One of our all-time favourite bars in Liverpool, Mello Mello sat on the corner of Slater Street, and became the place to be for food, drink and entertainment. From open mic poetry, to gig nights and comedy, this homely bar and cafe was the backdrop to many catch ups with friends, and memorable date nights. Mello Mello closed it’s doors in 2014, and after a major refurbishment the site is now home to The Merchant.
Proving just how diverse Liverpool’s nightlife really is, you would have found Bar Red just moments from Mello Mello on Slater Street. However, a visit to Bar Red was less on the sophisticated side, and more of a sign that your night wasn’t going to end anytime soon! The late night club was known for re-inventing the “all-dayer” and regularly had the city’s fines DJs on rotation such as Mike Di Scala, Les Calvert, Dave Whelan. And then Rob Cain would turn up and seriously get the place booming.
The perfect spot to start your night out, the One4 on Fleet Street was a fun haunt for a drink, game of pool and dirt cheap drinks. This bar was a firm favourite and proof that you don’t need to break the bank to have a great night out.

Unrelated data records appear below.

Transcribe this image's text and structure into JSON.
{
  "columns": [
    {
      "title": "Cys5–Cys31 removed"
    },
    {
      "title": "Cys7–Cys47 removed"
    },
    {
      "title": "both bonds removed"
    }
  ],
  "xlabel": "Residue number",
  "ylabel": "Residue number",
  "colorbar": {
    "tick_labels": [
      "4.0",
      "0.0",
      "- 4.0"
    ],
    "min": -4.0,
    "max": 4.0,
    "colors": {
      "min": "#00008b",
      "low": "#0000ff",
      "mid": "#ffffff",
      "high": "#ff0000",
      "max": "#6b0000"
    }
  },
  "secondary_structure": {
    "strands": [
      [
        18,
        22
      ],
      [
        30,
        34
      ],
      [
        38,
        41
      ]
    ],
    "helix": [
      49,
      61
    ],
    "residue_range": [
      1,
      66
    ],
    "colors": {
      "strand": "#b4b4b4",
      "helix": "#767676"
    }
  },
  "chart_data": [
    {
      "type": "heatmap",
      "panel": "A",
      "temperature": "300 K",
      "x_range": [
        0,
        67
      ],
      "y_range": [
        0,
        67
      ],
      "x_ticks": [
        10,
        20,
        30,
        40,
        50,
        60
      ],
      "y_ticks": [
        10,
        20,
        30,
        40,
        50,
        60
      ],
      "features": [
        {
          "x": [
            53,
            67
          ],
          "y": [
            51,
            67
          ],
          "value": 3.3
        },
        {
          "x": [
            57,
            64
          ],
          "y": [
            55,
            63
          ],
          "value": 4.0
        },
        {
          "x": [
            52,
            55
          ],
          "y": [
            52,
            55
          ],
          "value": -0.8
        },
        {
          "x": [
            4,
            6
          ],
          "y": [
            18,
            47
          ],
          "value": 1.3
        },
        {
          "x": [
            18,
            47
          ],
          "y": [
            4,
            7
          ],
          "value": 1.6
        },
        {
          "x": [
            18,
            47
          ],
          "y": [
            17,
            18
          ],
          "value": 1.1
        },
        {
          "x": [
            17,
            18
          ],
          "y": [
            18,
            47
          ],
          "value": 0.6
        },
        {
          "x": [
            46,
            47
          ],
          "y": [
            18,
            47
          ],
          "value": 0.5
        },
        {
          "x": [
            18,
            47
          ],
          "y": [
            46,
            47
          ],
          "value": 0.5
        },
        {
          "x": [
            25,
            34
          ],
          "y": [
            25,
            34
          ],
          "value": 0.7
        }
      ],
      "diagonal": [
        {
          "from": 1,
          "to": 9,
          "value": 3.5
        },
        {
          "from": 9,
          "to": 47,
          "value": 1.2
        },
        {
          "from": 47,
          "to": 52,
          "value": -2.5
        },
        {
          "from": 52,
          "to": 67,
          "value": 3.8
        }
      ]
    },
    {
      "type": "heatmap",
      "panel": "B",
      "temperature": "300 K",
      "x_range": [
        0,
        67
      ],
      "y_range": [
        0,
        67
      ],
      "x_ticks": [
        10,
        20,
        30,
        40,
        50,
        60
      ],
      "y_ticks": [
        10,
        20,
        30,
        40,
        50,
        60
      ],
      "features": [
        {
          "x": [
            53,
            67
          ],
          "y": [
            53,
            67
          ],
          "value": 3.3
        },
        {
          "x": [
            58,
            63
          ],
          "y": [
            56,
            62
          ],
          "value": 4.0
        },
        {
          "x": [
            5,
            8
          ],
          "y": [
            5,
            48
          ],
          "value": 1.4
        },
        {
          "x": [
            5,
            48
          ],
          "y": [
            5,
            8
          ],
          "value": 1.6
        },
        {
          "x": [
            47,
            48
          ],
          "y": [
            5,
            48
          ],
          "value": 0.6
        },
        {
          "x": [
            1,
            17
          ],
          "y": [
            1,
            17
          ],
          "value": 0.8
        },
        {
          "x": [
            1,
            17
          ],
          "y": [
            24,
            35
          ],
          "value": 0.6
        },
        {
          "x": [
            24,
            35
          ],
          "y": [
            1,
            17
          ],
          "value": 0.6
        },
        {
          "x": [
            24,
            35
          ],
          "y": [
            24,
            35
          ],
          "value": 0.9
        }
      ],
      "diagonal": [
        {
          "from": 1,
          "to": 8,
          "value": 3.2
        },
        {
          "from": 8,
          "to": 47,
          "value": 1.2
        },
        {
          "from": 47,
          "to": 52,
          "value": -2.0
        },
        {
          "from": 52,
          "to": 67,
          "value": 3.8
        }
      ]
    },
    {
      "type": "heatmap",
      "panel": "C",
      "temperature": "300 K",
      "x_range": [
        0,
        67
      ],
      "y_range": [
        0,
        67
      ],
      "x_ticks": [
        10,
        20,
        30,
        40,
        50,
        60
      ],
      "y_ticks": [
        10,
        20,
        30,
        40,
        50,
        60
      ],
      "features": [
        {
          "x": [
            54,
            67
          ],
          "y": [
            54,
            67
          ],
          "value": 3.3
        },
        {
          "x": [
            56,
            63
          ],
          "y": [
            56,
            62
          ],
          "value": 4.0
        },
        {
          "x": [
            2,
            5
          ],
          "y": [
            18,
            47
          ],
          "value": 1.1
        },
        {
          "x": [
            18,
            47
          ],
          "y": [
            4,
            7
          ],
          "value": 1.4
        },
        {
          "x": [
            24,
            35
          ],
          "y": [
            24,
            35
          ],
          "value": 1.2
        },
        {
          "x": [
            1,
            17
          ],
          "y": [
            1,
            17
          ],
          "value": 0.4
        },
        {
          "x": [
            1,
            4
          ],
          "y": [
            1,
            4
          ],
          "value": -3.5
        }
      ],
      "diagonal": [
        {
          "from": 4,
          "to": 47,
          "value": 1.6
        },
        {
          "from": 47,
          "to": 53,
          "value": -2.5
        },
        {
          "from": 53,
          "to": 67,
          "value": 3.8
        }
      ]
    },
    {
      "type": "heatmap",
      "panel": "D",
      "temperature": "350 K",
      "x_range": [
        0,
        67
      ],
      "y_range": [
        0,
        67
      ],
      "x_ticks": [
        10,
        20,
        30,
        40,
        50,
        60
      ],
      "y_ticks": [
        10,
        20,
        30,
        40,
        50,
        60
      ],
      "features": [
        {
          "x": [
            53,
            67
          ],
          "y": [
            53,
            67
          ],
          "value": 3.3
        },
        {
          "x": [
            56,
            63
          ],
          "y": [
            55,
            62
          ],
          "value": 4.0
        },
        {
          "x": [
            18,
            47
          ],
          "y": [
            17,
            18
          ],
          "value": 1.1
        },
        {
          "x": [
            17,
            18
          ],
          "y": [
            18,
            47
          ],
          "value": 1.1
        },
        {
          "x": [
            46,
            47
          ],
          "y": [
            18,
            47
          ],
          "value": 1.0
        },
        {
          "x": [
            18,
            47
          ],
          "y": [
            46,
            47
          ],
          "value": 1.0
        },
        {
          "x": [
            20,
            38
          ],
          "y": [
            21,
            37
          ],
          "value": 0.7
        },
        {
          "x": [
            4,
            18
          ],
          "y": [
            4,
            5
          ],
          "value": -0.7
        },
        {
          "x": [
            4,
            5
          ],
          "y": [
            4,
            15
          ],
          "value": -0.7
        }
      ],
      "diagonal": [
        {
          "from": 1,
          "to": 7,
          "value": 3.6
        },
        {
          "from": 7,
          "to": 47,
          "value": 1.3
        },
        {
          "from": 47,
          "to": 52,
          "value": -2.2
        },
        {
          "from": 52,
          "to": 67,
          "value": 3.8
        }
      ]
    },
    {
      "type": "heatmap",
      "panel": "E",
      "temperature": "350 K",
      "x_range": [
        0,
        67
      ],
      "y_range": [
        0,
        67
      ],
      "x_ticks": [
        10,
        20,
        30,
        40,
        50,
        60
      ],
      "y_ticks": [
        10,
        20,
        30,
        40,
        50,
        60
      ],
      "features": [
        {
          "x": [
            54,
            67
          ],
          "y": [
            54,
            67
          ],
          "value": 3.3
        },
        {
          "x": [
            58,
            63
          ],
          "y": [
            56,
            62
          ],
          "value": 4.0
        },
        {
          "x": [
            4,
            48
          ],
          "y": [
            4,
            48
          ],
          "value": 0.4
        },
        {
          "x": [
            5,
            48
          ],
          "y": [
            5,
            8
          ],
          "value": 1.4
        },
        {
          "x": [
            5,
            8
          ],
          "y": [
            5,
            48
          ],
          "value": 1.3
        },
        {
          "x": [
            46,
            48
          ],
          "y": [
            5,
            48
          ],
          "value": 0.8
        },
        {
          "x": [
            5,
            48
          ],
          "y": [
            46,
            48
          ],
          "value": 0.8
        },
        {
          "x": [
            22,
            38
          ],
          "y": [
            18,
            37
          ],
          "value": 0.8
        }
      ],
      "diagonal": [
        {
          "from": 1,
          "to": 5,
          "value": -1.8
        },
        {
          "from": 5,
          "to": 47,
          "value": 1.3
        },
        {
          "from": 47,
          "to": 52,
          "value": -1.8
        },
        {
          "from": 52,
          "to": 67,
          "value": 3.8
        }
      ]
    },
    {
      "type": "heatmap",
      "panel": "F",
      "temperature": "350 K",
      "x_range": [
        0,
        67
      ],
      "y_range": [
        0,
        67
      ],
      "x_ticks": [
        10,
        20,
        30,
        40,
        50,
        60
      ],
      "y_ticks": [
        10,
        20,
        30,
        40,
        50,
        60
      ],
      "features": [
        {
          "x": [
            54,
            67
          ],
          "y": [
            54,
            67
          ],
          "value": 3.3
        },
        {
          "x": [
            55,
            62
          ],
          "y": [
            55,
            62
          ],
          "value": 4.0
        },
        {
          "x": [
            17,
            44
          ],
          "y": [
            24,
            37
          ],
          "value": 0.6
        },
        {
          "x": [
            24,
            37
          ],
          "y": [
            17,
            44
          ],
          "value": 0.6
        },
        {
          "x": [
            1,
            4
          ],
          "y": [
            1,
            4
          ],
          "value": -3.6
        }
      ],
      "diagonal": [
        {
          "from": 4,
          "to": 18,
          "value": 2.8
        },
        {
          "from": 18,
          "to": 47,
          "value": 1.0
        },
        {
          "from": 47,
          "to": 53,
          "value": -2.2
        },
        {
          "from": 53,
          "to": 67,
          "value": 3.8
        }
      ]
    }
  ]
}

Before the days of social media, Facebook, Instagram, literally anyone who went to town in the early noughies had a picture taken at Barracuda. If you don’t have a photograph of yourself taken at Barracuda, you obviously never went out to town around this time! Located on Hanover Street was another cheap and cheerful bar, loved by students and younger people for its lively atmosphere, busy crowd and singalong music. In Barracuda, you really could dance like nobody was watching.